Now the company has a firm and known financial base and that gives it a firm footing from which to step up and grow – if it can achieve growth. First fiscal 2014 quarter revenue was $55.3m with a net loss of $13.2m. Both were smaller than the prior quarter's $69.7m revenue and $21.1m net loss, and Q1 FY2013's $76.5m revenue and $24.5m net loss.
Schmitt's management is righting the severely listing ship. He said of the quarter's results:
Over the past year we have restructured the Company, which included the appointment of new leadership, reduced operating expenses, streamlined our product offerings, realigned our engineering talent, and introduced new controller silicon and firmware, new higher-end SSDs for the client market and new storage solutions for the enterprise market.
Fiscal Q1 is the first quarter in which the company operated with all these particular restructuring and restatement adjustments behind us.
Next quarter OCZ expects revenues between $30m and $35m, substantially lower than the first quarter.

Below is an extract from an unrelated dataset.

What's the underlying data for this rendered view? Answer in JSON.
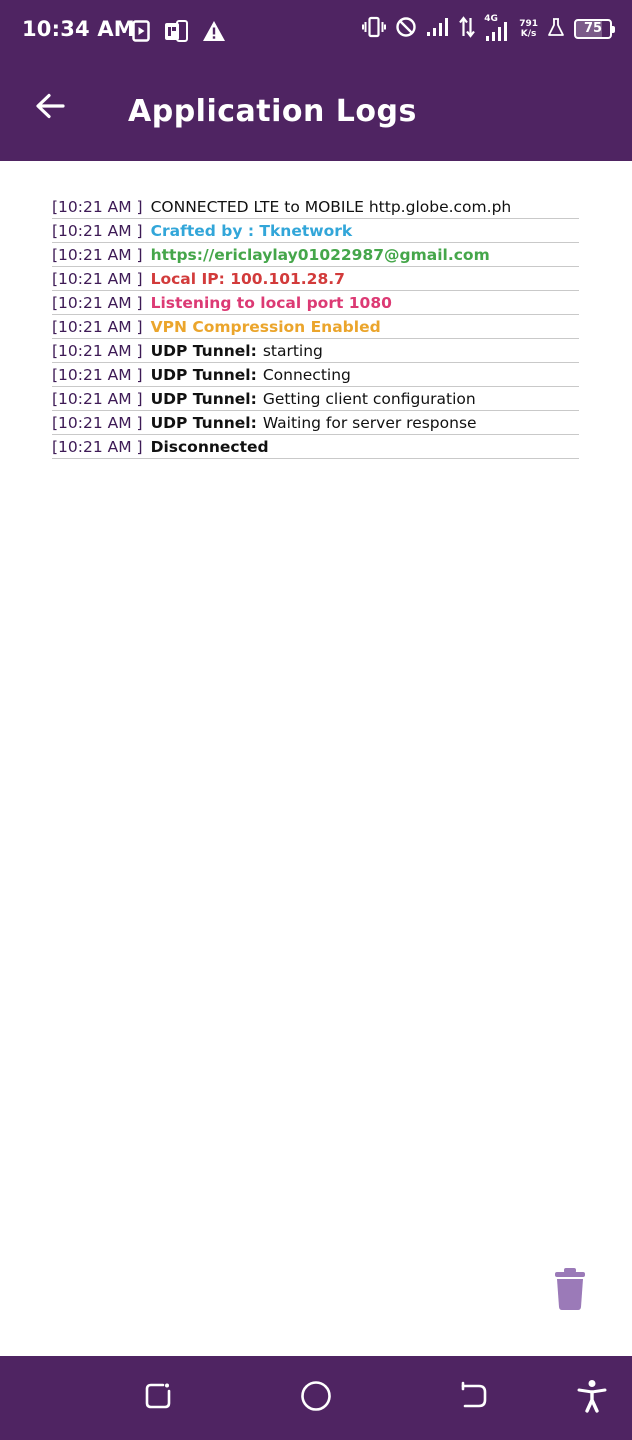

Part of the reason is flash supply difficulties for its client products, emphasising the need for stable and secure long-term supply commitments.
Schmitt added this point: "We continue to see robust overall demand for our products but are challenged with our credit situation to realise these revenues."
Good luck, guys. ®
Vulture Central's backroom gremlins note that the Wall Street Journal is reporting that OCZ's Form 10-Q for Q2 FY2014 was accidentally filed by its financial printers.